Shit...that's gotta be worth some coin. After spending the summer on the west coast in 1967 I returned home to Boston. There was this venue there called the Psychedelic Super Market. It was huge---like Leslie West huge. I saw Yes there with King Crimson and this new band called Genesis. Anyway, Ultimate Spinach, The Beacon Street Union, two Boston bands, used to play there quite often. I don't remember the reason, but I was back home in Gloucester a couple of times in the late 60's and one night I saw a band from Marblehead at the Supermarket that George Martin had produced. The band was called Seatrain. They blew me away.
Didn't Seatrain have former members from The Blues Project? I read somewhere that The Blues Projects' album "Planned Obsolescence" was in fact Seatrain, could be wrong, but I will try to find it. Danny Kalb is a really underrated guitarist by the way!
Didn't Seatrain have former members from The Blues Project? I read somewhere that The Blues Projects' album "Planned Obsolescence" was in fact Seatrain, could be wrong, but I will try to find it. Danny Kalb is a really underrated guitarist by the way!
I have the Ultimate Spinach 45, took me four years to find it, then i found another copy a few months after. those are the only two i have seen. already traded the spare though
Didn't Seatrain have former members from The Blues Project? I read somewhere that The Blues Projects' album "Planned Obsolescence" was in fact Seatrain, could be wrong, but I will try to find it. Danny Kalb is a really underrated guitarist by the way!
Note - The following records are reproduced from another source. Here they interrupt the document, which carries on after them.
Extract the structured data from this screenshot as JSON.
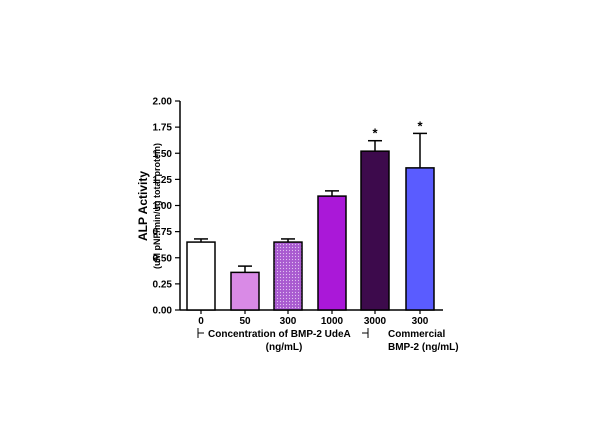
{
  "chart_data": {
    "type": "bar",
    "title": "",
    "ylabel": "ALP Activity",
    "ylabel_sub": "(uM pNP/min/ug total protein)",
    "ylim": [
      0,
      2.0
    ],
    "yticks": [
      "0.00",
      "0.25",
      "0.50",
      "0.75",
      "1.00",
      "1.25",
      "1.50",
      "1.75",
      "2.00"
    ],
    "categories": [
      "0",
      "50",
      "300",
      "1000",
      "3000",
      "300"
    ],
    "values": [
      0.65,
      0.36,
      0.65,
      1.09,
      1.52,
      1.36
    ],
    "errors": [
      0.03,
      0.06,
      0.03,
      0.05,
      0.1,
      0.33
    ],
    "significance": [
      "",
      "",
      "",
      "",
      "*",
      "*"
    ],
    "bar_colors": [
      "#ffffff",
      "#d98ae6",
      "#a95bd0",
      "#aa18d8",
      "#3d0a4c",
      "#5a5cff"
    ],
    "group_labels": {
      "udea_line1": "Concentration of BMP-2 UdeA",
      "udea_line2": "(ng/mL)",
      "commercial_line1": "Commercial",
      "commercial_line2": "BMP-2 (ng/mL)"
    },
    "grid": false
  }
}
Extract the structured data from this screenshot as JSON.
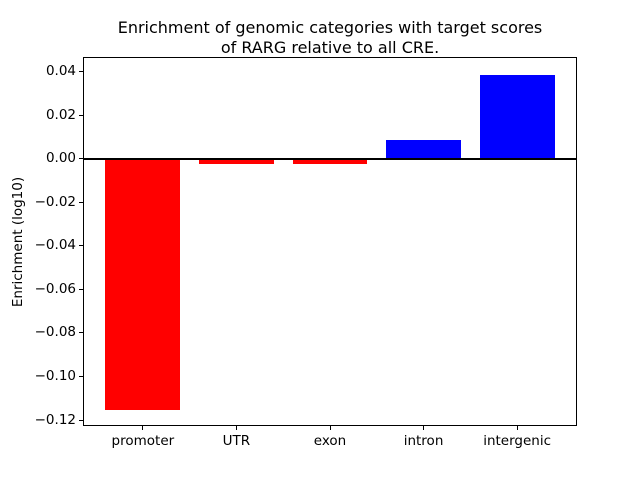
{
  "title": {
    "line1": "Enrichment of genomic categories with target scores",
    "line2": "of RARG relative to all CRE."
  },
  "ylabel": "Enrichment (log10)",
  "chart_data": {
    "type": "bar",
    "title": "Enrichment of genomic categories with target scores of RARG relative to all CRE.",
    "xlabel": "",
    "ylabel": "Enrichment (log10)",
    "categories": [
      "promoter",
      "UTR",
      "exon",
      "intron",
      "intergenic"
    ],
    "values": [
      -0.115,
      -0.002,
      -0.002,
      0.009,
      0.039
    ],
    "bar_colors": [
      "#ff0000",
      "#ff0000",
      "#ff0000",
      "#0000ff",
      "#0000ff"
    ],
    "negative_color": "#ff0000",
    "positive_color": "#0000ff",
    "ylim": [
      -0.1227,
      0.0467
    ],
    "xlim": [
      -0.64,
      4.64
    ],
    "bar_width_units": 0.8,
    "yticks": [
      0.04,
      0.02,
      0.0,
      -0.02,
      -0.04,
      -0.06,
      -0.08,
      -0.1,
      -0.12
    ],
    "ytick_labels": [
      "0.04",
      "0.02",
      "0.00",
      "−0.02",
      "−0.04",
      "−0.06",
      "−0.08",
      "−0.10",
      "−0.12"
    ],
    "zero_line": true,
    "grid": false,
    "legend": null
  }
}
Planned Obsolecence is indeed the "first' Sea Train LP, done as the Blues Project owed Verve Forecast another LP under their contract. The members of Sea Train never regarded this as their legitimate debut LP; that would appear on A&M in '69. I guess you could say that Planned Obsolescence is to the Blues Project as Squeeze is to the Velvet Underground. I do know that when Polygram issued a 2 CD Blues Project anthology in 1997, nothing from this LP was deemed worthy of inclusion.